Dominguez threw three straight sweepers, trying to get Suárez to hack at something outside of the strike zone; Suárez took one for a strike, fouled off another. When Dominguez fired a 97 mph fastball, Suárez fouled it off. The count was 2-2.

Bryce Miller had been in the clubhouse when Raleigh tied the score with his home run, and returned to the dugout, where he was standing next to Logan Gilbert as they watched Suárez’s at-bat. “Hey,” Gilbert said dryly to Miller, “all I’m asking for is a home run.”

Dominguez’s next pitch was 98 miles mph, on the outer third of the plate, and Suárez leaned into his swing, aiming to take the ball to right field. Contact. The Jays’ Nathan Lukes ran back to the warning track, head tilted upward to track the fly and then peeled off; there was nothing he could do. The home run landed three rows into the stands, and there was nothing Barger could do.
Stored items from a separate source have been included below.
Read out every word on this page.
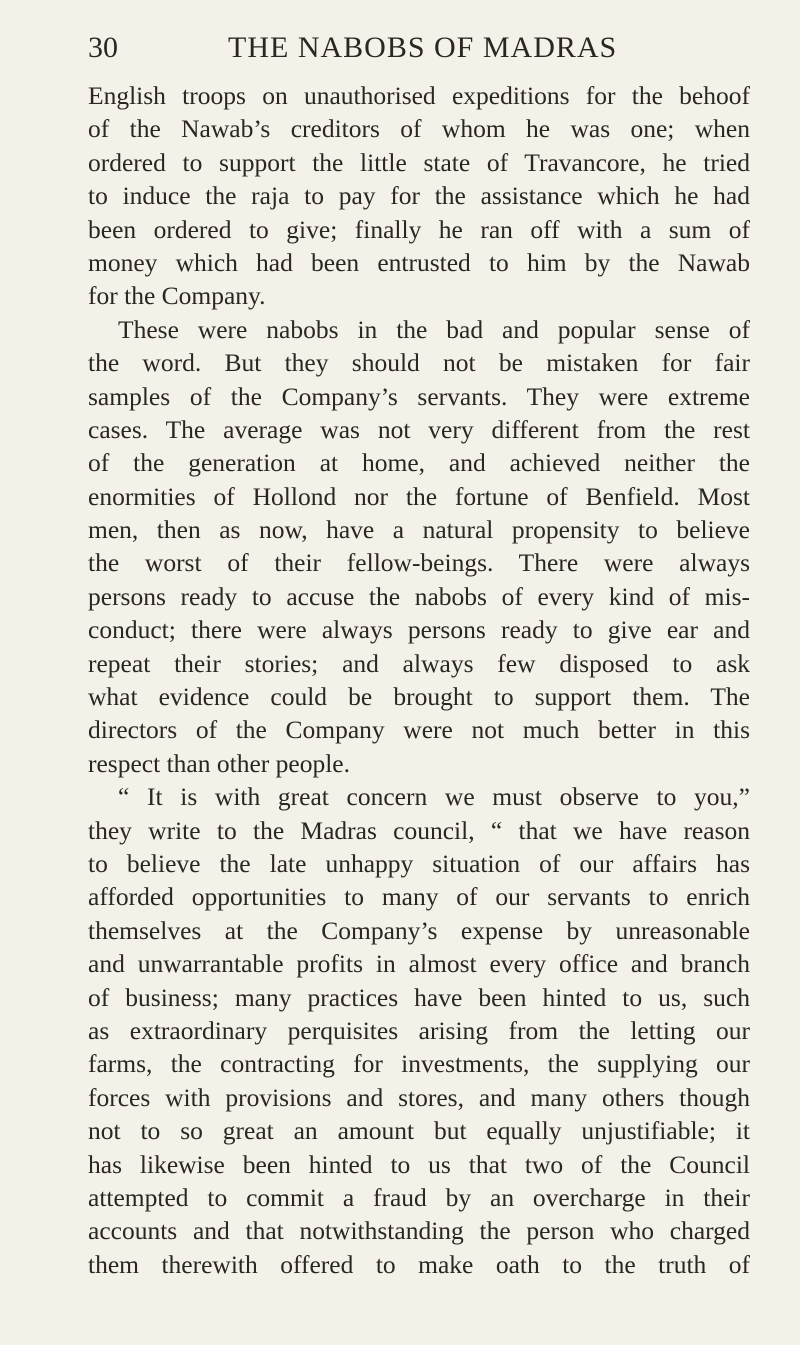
30	THE NABOBS OF MADRAS
English troops on unauthorised expeditions for the behoof
of the Nawab’s creditors of whom he was one; when
ordered to support the little state of Travancore, he tried
to induce the raja to pay for the assistance which he had
been ordered to give; finally he ran off with a sum of
money which had been entrusted to him by the Nawab
for the Company.
These were nabobs in the bad and popular sense of
the word. But they should not be mistaken for fair
samples of the Company’s servants. They were extreme
cases. The average was not very different from the rest
of the generation at home, and achieved neither the
enormities of Hollond nor the fortune of Benfield. Most
men, then as now, have a natural propensity to believe
the worst of their fellow-beings. There were always
persons ready to accuse the nabobs of every kind of mis-
conduct; there were always persons ready to give ear and
repeat their stories; and always few disposed to ask
what evidence could be brought to support them. The
directors of the Company were not much better in this
respect than other people.
“ It is with great concern we must observe to you,”
they write to the Madras council, “ that we have reason
to believe the late unhappy situation of our affairs has
afforded opportunities to many of our servants to enrich
themselves at the Company’s expense by unreasonable
and unwarrantable profits in almost every office and branch
of business; many practices have been hinted to us, such
as extraordinary perquisites arising from the letting our
farms, the contracting for investments, the supplying our
forces with provisions and stores, and many others though
not to so great an amount but equally unjustifiable; it
has likewise been hinted to us that two of the Council
attempted to commit a fraud by an overcharge in their
accounts and that notwithstanding the person who charged
them therewith offered to make oath to the truth of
Suárez lifted both hands toward the sky, as if to accept a gift, and jogged slowly around the bases. T-Mobile Park, Wilson said later, was as loud as he had ever heard it. Rodriguez ran onto the field, briefly forgetting where he was and what he needed to do; when he regained some equilibrium, he raced back to the dugout, grabbed the Mariners’ trident and handed it to Suárez, who hoisted it into the air and yelled, sharing the moment with the crowd.

Not long after the Mariners’ closed out the Game 5 victory, Suárez slipped into a side door of the interview room with his two young daughters, Nicolle and Melanie, guiding with a hand on the shoulder of each. They had flown in from Florida late Thursday night, arriving at 1 a.m., and now they were with him as he met spoke with the media.

A reporter asked the girls what was the best thing about their Dad. Nicolle spoke up. “Doing the home run,” she said.

On this day, two home runs. The girls are flying back to Miami on a redeye tonight, Eugenio said as he walked out of the interview room, because Nicolle has a presentation in school Monday, while Eugenio is headed to Toronto. That is where the Mariners need one more win to reach the World Series for the first time in the history of the franchise.

“I just feel so grateful right now,” Suárez said, “and feel so good because we’re going to Toronto with an opportunity in front of us to go to a World Series.”